Ms. Figes’s relationship with her mother was complex and difficult, Ms. Figes wrote. Though she was close to her younger brother, Orlando Figes, who became a historian and an author, theirs was a “chaotic and insecure” childhood, she wrote. She left home for good at 17 after having what she described as “a blazing row with my mother.”

Ms. Figes was vague about what she did immediately after leaving home, but she went on to study Arabic and Russian at the Polytechnic of Central London, now known as the University of Westminster, graduating in 1981. In 1988 she married Christopher Wyld, a BBC News foreign editor who became director of the Foreign Press Association in London.

Her husband and brother survive her, as do two daughters, Eleanor and Grace Wyld. Ms.

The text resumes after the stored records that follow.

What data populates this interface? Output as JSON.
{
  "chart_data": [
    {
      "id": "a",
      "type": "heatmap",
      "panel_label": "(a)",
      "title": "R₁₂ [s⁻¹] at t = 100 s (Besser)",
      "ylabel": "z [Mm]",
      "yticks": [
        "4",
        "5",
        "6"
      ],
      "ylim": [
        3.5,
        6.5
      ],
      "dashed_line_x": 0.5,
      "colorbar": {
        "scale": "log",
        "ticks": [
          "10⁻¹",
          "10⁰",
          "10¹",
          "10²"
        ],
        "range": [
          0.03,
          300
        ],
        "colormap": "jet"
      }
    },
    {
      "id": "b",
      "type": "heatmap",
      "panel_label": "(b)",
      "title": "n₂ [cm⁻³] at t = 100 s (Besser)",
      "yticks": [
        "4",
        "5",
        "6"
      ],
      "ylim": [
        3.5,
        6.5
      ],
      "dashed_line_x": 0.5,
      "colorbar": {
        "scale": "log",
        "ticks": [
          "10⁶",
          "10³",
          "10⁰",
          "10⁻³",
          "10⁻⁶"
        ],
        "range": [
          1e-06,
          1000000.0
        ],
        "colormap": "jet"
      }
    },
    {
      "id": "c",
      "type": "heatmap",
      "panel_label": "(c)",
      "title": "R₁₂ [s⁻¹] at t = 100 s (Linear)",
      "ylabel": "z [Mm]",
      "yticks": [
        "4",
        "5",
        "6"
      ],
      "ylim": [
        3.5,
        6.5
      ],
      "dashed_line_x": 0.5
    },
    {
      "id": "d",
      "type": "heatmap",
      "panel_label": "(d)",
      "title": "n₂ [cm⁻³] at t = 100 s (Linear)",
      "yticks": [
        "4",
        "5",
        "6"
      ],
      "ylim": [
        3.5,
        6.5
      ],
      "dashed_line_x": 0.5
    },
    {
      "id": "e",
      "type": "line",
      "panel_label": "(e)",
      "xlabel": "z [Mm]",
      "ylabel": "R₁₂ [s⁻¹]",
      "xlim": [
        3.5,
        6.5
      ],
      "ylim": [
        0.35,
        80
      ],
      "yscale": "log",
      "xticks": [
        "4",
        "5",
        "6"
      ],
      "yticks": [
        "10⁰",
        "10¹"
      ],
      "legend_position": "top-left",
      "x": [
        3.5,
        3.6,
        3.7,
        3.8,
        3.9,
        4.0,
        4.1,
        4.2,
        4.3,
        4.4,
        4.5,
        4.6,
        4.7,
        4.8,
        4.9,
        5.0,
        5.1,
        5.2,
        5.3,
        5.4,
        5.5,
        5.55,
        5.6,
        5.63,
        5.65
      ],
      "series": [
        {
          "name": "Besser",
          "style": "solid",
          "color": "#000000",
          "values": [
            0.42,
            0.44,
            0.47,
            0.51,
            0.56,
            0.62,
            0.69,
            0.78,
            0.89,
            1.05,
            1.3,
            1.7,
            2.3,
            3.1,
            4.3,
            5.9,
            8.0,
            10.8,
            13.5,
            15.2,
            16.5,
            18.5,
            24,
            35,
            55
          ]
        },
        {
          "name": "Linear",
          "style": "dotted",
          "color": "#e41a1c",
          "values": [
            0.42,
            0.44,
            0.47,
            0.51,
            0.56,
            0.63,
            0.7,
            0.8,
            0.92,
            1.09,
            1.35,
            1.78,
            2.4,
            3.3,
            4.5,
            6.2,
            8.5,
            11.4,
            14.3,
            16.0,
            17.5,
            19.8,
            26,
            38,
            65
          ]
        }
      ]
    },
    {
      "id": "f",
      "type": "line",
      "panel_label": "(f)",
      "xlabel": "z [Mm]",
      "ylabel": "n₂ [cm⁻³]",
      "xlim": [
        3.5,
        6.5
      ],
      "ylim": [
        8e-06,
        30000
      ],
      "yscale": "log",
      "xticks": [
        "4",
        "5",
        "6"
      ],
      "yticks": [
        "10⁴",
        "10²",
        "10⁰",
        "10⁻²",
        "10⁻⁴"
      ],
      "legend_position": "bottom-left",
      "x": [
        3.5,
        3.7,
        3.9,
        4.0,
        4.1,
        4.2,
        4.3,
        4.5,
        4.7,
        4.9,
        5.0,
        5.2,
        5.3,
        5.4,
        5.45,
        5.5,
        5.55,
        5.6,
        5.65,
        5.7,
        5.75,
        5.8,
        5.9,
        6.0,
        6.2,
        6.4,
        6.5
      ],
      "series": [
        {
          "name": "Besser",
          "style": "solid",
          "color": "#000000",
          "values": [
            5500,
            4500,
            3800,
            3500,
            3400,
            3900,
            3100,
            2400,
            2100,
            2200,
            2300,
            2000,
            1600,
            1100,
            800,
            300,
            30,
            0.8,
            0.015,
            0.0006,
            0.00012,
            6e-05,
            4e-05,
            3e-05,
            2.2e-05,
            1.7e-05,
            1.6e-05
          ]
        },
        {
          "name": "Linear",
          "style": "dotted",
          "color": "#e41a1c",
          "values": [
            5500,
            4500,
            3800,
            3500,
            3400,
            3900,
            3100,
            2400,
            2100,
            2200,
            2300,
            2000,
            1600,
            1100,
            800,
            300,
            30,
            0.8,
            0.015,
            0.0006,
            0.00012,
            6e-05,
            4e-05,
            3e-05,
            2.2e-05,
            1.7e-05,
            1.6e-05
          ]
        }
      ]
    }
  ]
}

Figes and her husband had lived in the same house in North London since they were married.

In the years before she developed breast cancer, which ultimately spread to her bones, Ms. Figes trained as a relationship counselor, a role that flowed naturally from her writing, Ms. Rubinstein said. In her books on female issues, she said, Ms. Figes “would explain to readers what was happening, would put it into words; she would be funny about it, consoling; she would normalize it.”

Ms. Figes’s final book, “On Smaller Dogs and Larger Life Questions,” published in 2018, charts the changes in life that middle age brings (including her bonding with a miniature wire-haired dachshund named Zeus). With her cancer diagnosis — breast cancer that had gone undetected in routine mammograms — it also became a book about facing up to mortality.